Reilly did his own singing for the film, which is coming to video April 8 (prebook March 6) from Sony Pictures Home Entertainment on a two-disc unrated DVD ($29.96), single-disc rated DVD ($28.95), two-disc Blu-ray ($43.95) and UMD ($24.94).

Both the two-disc unrated DVD and the Blu-ray have a featurette on the music, song demos and added song performances. Both also include a commentary track with writer-director Jake Kasdan, writer-producer Judd Apatow, Reilly and producer Lewis Morton, deleted and extended scenes, commercials, a behind-the-scenes vignette and six more featurettes.

“When that DVD comes out, it'll keep you busy for a good three weeks,” Kasdan said.

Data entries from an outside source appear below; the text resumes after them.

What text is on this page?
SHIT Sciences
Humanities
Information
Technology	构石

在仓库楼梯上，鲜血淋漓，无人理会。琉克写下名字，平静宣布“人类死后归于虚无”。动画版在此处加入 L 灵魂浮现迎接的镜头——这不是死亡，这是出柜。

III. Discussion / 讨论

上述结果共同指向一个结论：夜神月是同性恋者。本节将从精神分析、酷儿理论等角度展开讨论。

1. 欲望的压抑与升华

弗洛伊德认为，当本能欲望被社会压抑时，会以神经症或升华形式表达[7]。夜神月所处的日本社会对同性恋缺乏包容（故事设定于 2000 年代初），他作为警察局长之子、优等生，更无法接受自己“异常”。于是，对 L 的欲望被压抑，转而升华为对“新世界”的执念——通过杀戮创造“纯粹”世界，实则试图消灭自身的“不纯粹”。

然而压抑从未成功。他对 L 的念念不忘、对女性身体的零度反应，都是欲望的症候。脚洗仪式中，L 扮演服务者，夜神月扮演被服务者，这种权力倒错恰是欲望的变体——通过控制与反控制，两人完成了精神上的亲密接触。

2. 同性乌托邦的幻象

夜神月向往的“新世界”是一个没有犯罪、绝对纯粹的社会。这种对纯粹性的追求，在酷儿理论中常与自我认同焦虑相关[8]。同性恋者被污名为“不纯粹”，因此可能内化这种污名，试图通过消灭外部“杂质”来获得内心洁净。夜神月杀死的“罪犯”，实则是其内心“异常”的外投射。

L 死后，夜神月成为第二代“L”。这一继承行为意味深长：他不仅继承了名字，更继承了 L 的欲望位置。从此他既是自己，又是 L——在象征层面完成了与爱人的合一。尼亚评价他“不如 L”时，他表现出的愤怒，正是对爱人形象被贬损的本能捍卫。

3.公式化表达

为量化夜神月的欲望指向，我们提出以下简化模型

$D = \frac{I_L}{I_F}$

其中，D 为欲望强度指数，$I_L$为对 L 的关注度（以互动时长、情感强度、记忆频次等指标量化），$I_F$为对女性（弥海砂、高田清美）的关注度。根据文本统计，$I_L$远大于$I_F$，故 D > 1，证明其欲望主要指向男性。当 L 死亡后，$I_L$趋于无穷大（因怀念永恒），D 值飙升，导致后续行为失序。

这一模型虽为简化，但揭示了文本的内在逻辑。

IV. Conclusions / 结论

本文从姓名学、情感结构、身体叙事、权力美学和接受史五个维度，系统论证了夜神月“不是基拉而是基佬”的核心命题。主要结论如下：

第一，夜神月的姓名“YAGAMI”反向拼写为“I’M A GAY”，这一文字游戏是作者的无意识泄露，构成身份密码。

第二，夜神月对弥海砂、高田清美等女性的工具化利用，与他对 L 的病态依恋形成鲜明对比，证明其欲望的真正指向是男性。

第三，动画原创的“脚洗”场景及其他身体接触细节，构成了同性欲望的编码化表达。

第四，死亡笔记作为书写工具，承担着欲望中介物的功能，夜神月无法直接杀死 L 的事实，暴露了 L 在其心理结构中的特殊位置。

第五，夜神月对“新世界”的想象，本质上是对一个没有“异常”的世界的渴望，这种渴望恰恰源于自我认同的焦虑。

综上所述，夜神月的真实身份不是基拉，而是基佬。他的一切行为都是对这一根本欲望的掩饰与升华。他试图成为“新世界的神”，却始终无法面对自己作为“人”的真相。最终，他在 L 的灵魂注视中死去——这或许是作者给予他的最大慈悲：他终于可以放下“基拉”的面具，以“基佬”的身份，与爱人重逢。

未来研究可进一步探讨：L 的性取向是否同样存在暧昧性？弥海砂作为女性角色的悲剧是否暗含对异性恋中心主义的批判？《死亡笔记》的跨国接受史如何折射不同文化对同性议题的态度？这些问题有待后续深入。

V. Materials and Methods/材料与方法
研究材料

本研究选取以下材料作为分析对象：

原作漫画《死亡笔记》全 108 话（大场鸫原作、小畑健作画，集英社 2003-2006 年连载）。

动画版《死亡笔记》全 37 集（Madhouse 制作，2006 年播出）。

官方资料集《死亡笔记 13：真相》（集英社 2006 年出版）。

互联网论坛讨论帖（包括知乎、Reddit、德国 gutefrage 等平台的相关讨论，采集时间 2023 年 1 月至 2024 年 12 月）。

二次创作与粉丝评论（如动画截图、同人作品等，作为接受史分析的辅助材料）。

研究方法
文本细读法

The film's Jenna Fischer said the music plays a large part in the film's appeal.

“It's kind of like Spinal Tap in the way that they're real songs — they're not too jokey,” she said.

“[The unrated DVD] is half an hour longer and has entire portions of his life — extra wives, drug additions and [other] things — that aren't even in the theatrical version,” director Kasdan said.

Apatow, known for his involvement in a recent string of hits, from The 40-Year-Old Virgin to Superbad, said the process of pairing down films to manageable lengths involves his entire crew of friends.

“You start with a cut that's two and a half hours,” he said. “We'll show it to just some friends who can tolerate the length, and then a larger group of friends will look at the two-hour-and-15-minute version, and then once it gets under two hours, we'll show it to a real audience.”